I intend to go back to university next year to study Human Rights Law as it is in this field that my passion for attempting to make sense of the world was first kindled; so Roots will, in part, be a reflection of this background and take shape as such. I do not intend for it to solely be a place of academic reflection, however, and I will also use it as a place to comment and analyse current affairs and post interesting bits-and-bobs I find. This may take the form of longer essay-like pieces, but more often I will post shorter snippets and ideas, pictures and videos. My main interest is in the establishment and protection of human rights, particularly the Middle East, and Southeast Asia (and Britain!). But I also have a deep interest in Latin America and central Africa. So my posts will echo this, but, will not be limited by it. I also have a focus on refugees, refugee law, and the asylum system, so it is likely that an emphasis on forced displacement, refugees, internally displaced persons and migrants will also come through.

I chose the name 'Roots and Resilience: Radical Investigations in deep politics, law and language' for a variety of reasons: I use the term radical to mean to get to the roots of something, to unearth its true meaning, and this is what I want to do. To do this I will investigate by studying the roots in detail. And, perhaps, discover where they lead and where they source nutrients. Investigation in journalism is dying (there are still valiant pockets of life), and in its place is left a depth-less recycling and re-branding of 'content'. Whatever happened to news?

Politics is often seen as something that happens 'over there', something removed from daily life, where only a handful of cultured technocrats possess the skills to operate its levers. I don't think this is the case. This politics is insane, and has been proven so time and time again, most recently by way of the most catastrophic collapse of the world economy since 1929, the development of increasing layers of overlapping and interrelated global crises caused by wars and their inherent and broad destructive power, increasingly capable and organised criminal networks that operate in both the 'illicit' and the 'licit' economy, and the (now irreversible) prospect of devastating climatic changes that are already causing havoc for societies in the Pacific and Indian Oceans. Our democracy is malfunctioning. Every few years people vote for leaders from a small selection of interchangeable brand-names, none of whom have the interest of the indigent in mind when in office no matter what ideological webs are woven to get there. Einstein said it, and I agree: "Insanity is doing the same thing over and over again and expecting results."
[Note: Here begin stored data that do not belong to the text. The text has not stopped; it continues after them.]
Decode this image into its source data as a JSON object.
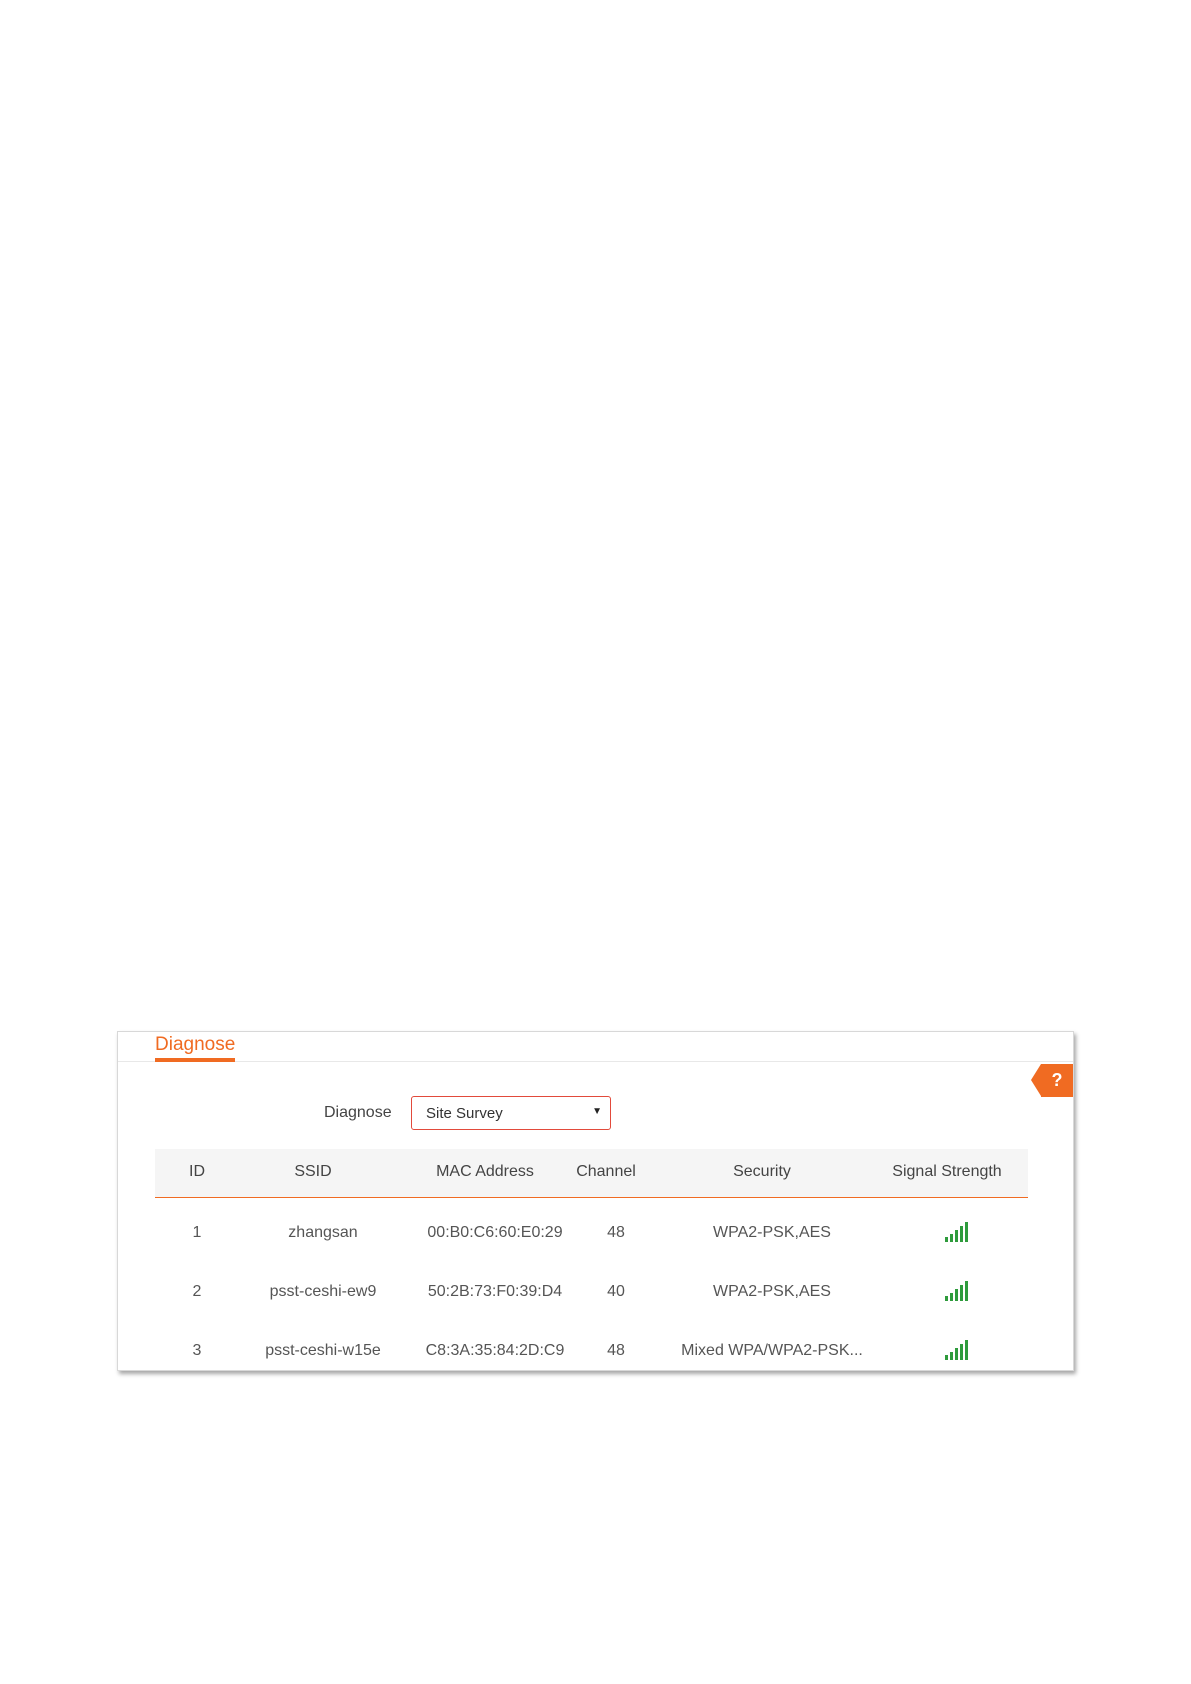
{
  "panel": {
    "title": "Diagnose",
    "help_label": "?"
  },
  "form": {
    "label": "Diagnose",
    "select_value": "Site Survey",
    "select_arrow": "▼"
  },
  "table": {
    "columns": [
      "ID",
      "SSID",
      "MAC Address",
      "Channel",
      "Security",
      "Signal Strength"
    ],
    "rows": [
      {
        "id": "1",
        "ssid": "zhangsan",
        "mac": "00:B0:C6:60:E0:29",
        "channel": "48",
        "security": "WPA2-PSK,AES",
        "signal": "signal-bars-icon"
      },
      {
        "id": "2",
        "ssid": "psst-ceshi-ew9",
        "mac": "50:2B:73:F0:39:D4",
        "channel": "40",
        "security": "WPA2-PSK,AES",
        "signal": "signal-bars-icon"
      },
      {
        "id": "3",
        "ssid": "psst-ceshi-w15e",
        "mac": "C8:3A:35:84:2D:C9",
        "channel": "48",
        "security": "Mixed WPA/WPA2-PSK...",
        "signal": "signal-bars-icon"
      }
    ]
  },
  "colors": {
    "accent": "#f06b22",
    "signal": "#2e9b3c",
    "select_border": "#e24a3b"
  }
}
The term "deep politics" is credited to Peter Dale Scott who wrote that:
'Deep politics' is defined as all those political practices and arrangements, deliberate or not, which are usually repressed rather than acknowledged. A 'deep political system' is defined as one which resorts to decision-making and enforcement procedures outside as well as inside those sanctioned by law and society.
I'm a firm believer in the power of the Rule of Law in society, but, only when that law is applied justly. This is something else that is -- once again -- in fashion: the government routinely flouts (and reinvents) law for political purposes, imprisoning those it deems 'a threat to the public' without recourse to fair trial or, sometimes, even legal counsel. By doing so they mock centuries of legal tradition stretching back to the signing of the Magna Carta in 1215 that established Habeas Corpus. This has to stop or we risk what's left of our democracy advancing further towards a technological and psychological tyranny. I think the way we can reclaim the system and 're-imagine' and re-mould it is through organised and persistent action and discourse among the people. The task at hand, then, will require a great deal of resilience on the part of people everywhere. There is no other way.

Language is included because it is possibly the most important aspect of the current malaise. Career politicians, corporate leaders and 'operators', the judiciary, the military and bureaucrats, and, of course, the hacks and TV talking-heads (barring a few brave souls) are professionals at using language to eviscerate the truth. To gut it and replace it with what can only fairly be described as bullshit. Bullshit is what binds it all together.